Dolan has projected that the Group Insurance Commission’s health insurance costs will be increasing by 6 percent, equaling a $425,917 spike. He has budgeted $3,592,707 for health insurance costs in FY24.

“The average has been 3 percent over recent years,” said Dolan. “The increase in the GIC is based upon people going back to the doctor thankfully as well as people getting a lot more care post-COVID.”

Dolan said pension costs will be increasing by 6.6 percent in FY24, totaling $3,674,466.

“We are in a regionalized system,” said Dolan.

Dolan was able to cut the Board of Assessors’ budget by 41.6 percent in the wake of the town forming a regionalized Assessing Department with Wakefield and Reading.

“We are sharing services,” said Dolan. “I think we can do more of that in the future.”

Dolan is projecting the assessment for sending students to Essex Tech will be decreasing by 14.6 percent, which will be saving the town $102,942.

“There is a reduction of seven students,” said Dolan. “That ebbs and flows throughout the years. Essex Tech is an outstanding school that a number of our students take an advantage of.”

Dolan is also recommending that $150,000 be appropriated for the Stabilization Fund, which is the town’s rainy day fund.

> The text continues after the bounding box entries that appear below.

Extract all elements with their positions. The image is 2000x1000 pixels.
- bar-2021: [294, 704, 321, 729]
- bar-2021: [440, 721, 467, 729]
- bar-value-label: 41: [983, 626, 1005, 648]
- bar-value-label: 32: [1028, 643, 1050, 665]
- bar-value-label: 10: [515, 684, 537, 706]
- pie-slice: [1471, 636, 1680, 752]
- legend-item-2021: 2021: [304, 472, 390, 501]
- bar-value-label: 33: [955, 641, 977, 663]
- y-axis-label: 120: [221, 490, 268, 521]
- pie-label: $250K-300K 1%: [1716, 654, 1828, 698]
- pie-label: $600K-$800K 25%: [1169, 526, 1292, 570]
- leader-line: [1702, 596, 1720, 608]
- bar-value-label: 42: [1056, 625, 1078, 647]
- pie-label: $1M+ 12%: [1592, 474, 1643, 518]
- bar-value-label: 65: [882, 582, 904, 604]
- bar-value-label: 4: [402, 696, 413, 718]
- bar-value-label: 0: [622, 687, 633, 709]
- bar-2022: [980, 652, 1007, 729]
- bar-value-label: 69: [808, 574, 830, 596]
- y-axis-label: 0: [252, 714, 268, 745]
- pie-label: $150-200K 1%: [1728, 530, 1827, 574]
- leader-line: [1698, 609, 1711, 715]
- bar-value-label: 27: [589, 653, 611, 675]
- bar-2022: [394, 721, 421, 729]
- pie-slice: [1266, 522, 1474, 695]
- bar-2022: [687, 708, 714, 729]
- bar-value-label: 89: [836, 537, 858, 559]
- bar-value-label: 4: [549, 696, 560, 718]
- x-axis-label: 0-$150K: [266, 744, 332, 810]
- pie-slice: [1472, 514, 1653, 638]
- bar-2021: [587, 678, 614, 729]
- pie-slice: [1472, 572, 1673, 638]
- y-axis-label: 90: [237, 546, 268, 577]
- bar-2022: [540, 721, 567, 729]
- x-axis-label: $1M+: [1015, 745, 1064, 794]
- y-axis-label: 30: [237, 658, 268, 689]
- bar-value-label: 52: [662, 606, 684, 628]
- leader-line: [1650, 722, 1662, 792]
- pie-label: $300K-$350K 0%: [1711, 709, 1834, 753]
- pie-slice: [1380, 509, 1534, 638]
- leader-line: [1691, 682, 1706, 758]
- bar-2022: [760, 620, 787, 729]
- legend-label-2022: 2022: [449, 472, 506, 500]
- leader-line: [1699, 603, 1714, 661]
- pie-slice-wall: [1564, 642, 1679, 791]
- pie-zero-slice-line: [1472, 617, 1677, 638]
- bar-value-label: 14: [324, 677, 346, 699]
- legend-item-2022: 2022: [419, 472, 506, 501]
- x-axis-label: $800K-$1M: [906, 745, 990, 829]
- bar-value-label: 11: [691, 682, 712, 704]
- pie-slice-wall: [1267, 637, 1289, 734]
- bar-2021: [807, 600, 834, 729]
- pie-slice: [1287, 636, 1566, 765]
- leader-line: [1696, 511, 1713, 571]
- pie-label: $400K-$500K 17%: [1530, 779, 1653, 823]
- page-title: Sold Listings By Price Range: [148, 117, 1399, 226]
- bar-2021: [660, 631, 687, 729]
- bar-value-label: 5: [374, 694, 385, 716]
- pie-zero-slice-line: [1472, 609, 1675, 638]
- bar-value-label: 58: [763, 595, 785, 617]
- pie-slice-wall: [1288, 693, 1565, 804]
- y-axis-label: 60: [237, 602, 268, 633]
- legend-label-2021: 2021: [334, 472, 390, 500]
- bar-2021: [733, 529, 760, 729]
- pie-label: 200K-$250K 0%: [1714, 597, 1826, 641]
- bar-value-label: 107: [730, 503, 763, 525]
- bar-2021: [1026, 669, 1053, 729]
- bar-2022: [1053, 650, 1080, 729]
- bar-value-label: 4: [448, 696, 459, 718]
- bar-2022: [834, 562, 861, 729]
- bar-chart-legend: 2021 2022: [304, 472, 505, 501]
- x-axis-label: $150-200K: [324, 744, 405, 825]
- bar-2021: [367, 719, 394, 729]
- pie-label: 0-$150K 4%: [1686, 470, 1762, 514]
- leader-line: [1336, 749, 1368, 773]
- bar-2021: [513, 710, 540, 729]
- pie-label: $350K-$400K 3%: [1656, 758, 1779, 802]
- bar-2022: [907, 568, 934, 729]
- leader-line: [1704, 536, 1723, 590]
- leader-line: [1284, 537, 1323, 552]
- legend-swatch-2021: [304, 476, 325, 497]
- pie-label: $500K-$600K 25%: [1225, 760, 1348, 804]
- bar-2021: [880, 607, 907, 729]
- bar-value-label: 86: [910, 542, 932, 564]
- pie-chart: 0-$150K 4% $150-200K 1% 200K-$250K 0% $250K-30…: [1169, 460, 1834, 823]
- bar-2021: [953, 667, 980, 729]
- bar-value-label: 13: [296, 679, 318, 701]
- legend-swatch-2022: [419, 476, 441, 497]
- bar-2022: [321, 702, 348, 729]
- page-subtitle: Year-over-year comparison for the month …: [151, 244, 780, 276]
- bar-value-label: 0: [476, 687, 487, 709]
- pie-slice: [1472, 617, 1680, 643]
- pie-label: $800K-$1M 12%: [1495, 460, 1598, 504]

He noted that the Stabilization Fund currently has a $2.5 million balance.

“We continue to build reserves to prepare for an economic downturn,” said Dolan.

Dolan recommended that $50,000 be allocated to the Capital Facilities Maintenance Fund. He also proposed appropriating $100,000 for the Other Post-Employment Benefits (OPEB) Trust.

Select Board member Dick Dalton thanked Dolan, Town Accountant/Assistant Finance Director Julie McCarthy, Assistant Town Administrator Bob Curtin and Superintendent Kristen Vogel for working collaboratively to develop the FY24 operating budget.

Select Board Chairman Phil Crawford agreed.

“Fantastic job,” he said.

After the discussion, the Select Board voted to send the FY24 operating and capital budgets to the public hearing, which will take place on Monday, March 27, beginning at 6 p.m. in the Al Merritt Center.